“These courageous men have been known by names other than fishermen. They were father, husband, brother, son. They were known as the finest kind. Their lives and their loss have touched our community in profound ways. We remain strengthened by their character, inspired by their courage and proud to call them Gloucestermen.” — from the memorial plaque at the Gloucester Fisherman’s Memorial
Gloucester is a small city that sits near the tip of Cape Ann, in Massachusetts. The city is growing increasingly gentrified, but there’s no doubt it maintains its roots in the fishing industry. And when you think of fishing, how can you not think of the Gloucester fisherman? Generations of men and recently women from the community have made their living from fishing. Many went to sea never to return. The Gloucester Fisherman’s Memorial was built in 1925 to forever memorialize them. A few years short of the 400th anniversary of the founding of Gloucester, and the 100th birthday of the memorial itself, I felt compelled to revisit.
More than 5300 men who left Gloucester Harbor full of hope are known to have been lost at sea. Swept up in Nor’easters, collisions at sea and all sorts of tragedies, whole ships full of fishermen were lost in the unforgiving North Atlantic. Technology makes it safer to go to sea today than its ever been before, but there are still dangers lurking in the unknown. Names are still added to the memorial plaques, but instead of hundreds of names in a given year like 1879, there might be a couple. The most familiar names in recent years were those lost during the “perfect storm” of 1991.
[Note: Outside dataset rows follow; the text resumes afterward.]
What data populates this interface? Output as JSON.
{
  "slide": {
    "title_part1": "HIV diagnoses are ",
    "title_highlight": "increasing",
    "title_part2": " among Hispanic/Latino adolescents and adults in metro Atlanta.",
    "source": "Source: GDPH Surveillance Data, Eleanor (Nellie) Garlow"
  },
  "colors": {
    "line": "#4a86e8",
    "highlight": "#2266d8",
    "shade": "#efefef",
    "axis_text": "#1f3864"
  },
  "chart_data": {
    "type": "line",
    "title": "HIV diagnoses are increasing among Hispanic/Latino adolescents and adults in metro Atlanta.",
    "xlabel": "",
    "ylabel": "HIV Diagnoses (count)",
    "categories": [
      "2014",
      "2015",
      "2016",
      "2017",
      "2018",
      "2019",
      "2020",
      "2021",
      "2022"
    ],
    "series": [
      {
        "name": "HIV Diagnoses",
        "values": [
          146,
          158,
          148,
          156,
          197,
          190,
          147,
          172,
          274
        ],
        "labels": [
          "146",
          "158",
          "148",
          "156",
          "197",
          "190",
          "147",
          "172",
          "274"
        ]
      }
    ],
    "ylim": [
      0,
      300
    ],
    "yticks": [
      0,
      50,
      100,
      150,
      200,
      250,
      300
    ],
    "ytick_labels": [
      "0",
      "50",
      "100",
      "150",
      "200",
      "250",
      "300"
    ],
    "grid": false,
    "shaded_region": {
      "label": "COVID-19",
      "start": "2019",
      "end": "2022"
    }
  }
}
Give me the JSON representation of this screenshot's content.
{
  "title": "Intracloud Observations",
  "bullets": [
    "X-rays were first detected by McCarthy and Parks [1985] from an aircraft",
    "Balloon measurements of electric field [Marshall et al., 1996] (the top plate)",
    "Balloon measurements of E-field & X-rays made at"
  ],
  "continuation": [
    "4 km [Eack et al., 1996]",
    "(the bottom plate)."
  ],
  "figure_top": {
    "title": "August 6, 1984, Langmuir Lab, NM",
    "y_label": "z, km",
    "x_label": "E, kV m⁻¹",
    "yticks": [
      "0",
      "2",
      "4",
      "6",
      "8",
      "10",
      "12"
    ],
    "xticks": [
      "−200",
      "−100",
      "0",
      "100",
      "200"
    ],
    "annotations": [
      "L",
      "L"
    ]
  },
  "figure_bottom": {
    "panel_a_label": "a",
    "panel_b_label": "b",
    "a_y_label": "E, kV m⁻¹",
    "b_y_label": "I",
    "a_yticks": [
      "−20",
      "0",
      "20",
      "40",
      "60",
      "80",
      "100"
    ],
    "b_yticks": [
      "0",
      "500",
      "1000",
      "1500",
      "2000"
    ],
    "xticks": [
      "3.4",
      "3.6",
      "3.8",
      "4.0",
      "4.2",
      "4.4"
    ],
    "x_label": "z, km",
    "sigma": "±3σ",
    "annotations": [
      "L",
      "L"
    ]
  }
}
You don’t get into commercial fishing to be famous, you go to make a living, hoping to return to those you love when your work is done. The memorial itself is modeled after a man named Captain Clayton Morrissey, who died of an apparent heart attack while at sea, years after the memorial had been erected. There’s tragedy in this too, but doesn’t it feel appropriate, that he should pass away at sea? In a way, it makes his image on the statue ring more true.